Our daily water consumption is abusive, how do we stop it?

Our daily water consumption is abusive, how do we stop it?

Have you ever reflected on your daily water consumption? The access to fresh, clean water seem like a given, right? You turn on the tap and it’s just there, for us to drink, bathe and wash our clothes.

When I first moved to London the water was suddenly switched off. It was a Saturday and we had to walk to the corner of Cromwell Gardens & Glenville Pl, where the council was handing out bottles of water.

That’s when I realised just how fundamental our daily water consumption is to everything we do. Suddenly I was very aware on how many bottles of drinking water I had at home (and this is despite the fact that I only had to walk 2 minutes to receive unlimited amounts of bottled water). After 36 hours the water was switched on again and all was well.

Our daily water consumption is abusive to the planet

This was over a decade ago, when noone really thought about access to fresh water, at least not in Northern Europe. Today is a different story, more & more I hear reports about the lack of water, how fresh water is limited e and we’re that we’re running out of it – at least if we continue to abuse it as we do now.

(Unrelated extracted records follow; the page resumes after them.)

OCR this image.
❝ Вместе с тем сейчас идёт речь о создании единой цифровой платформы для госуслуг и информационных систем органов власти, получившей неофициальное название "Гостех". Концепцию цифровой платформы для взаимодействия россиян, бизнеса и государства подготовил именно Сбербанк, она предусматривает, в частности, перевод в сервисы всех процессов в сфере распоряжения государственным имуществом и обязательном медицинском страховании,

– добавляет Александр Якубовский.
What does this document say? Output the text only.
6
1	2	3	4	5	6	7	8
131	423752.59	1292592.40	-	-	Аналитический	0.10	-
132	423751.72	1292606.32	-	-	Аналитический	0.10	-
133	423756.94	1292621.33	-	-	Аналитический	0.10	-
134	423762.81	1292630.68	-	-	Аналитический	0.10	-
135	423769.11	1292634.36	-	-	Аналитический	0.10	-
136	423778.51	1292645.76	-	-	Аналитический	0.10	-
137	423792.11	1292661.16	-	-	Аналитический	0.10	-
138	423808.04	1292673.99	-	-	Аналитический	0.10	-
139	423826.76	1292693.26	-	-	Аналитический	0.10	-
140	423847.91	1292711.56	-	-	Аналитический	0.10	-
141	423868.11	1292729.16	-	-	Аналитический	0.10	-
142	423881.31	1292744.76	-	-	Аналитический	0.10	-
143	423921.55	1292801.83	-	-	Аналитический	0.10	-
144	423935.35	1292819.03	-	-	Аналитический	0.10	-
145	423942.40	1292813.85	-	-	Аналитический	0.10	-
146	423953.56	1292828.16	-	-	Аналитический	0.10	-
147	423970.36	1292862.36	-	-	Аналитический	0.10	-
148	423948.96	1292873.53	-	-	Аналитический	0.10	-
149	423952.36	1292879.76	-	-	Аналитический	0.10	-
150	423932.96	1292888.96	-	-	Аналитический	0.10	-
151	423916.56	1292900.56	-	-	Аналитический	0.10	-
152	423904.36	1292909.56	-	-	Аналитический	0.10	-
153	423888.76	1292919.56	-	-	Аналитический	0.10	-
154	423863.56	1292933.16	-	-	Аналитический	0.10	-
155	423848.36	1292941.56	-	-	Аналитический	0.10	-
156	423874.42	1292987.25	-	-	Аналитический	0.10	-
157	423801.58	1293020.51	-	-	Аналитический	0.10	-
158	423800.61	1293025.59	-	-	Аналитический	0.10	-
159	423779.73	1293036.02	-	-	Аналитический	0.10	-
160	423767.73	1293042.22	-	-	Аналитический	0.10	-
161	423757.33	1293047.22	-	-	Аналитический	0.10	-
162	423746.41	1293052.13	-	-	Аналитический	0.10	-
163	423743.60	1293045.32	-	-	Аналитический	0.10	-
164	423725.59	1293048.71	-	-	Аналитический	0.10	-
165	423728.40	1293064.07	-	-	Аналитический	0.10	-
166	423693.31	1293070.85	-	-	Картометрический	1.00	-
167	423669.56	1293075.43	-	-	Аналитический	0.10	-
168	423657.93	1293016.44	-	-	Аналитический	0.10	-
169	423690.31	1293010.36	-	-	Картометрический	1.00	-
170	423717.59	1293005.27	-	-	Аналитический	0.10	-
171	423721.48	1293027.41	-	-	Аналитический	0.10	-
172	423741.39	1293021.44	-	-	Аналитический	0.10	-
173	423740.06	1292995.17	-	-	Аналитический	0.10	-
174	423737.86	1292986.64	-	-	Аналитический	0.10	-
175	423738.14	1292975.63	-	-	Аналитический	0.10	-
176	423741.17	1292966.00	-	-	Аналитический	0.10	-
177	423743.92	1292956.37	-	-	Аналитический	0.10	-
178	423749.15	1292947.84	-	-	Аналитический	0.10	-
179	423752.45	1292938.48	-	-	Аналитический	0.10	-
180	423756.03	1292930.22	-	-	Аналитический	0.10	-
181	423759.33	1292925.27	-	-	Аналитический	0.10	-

Someone who have experienced ACTUAL lack of water (not just a brief 36 hour in central London) is Anil Ahuja who shared his experiences at TEDex Chicago last year. He’s working on a solution that would allow households to recycle water, in the same way trees do. These types of solutions are for sure something we must do, not in the future but now.

Small changes in your daily water consumption

However, to change the entire pluming system of your house is something you might not have the capacity to do just at this very moment. So here are small things you can do to reduce your water consumption in the mean time.

  • Fill the washing machine & dish washer and only run them when they are full.
  • Do you really need to shower every day? If you just been relaxing at home for a day. Do you really need a shower? If you do, why not have a bath instead? Or at least switch off the shower when you use lather, then switch it back on to rinse.
  • Switch off the tap when you brush your teeth.
  • Wash fresh produces in a bowl of water, not under the running tap.
  • When you do the dishes fill up the sink and wash, avoid letting the water run.
  • Check your pipes, toilets and faucets for leaks. (You will save water as well as your property. It’s a win-win).

The bottom line is that we need to fundamentally change the way and amounts of water we use. These small changes could be your first steps towards sustainable daily water consumption.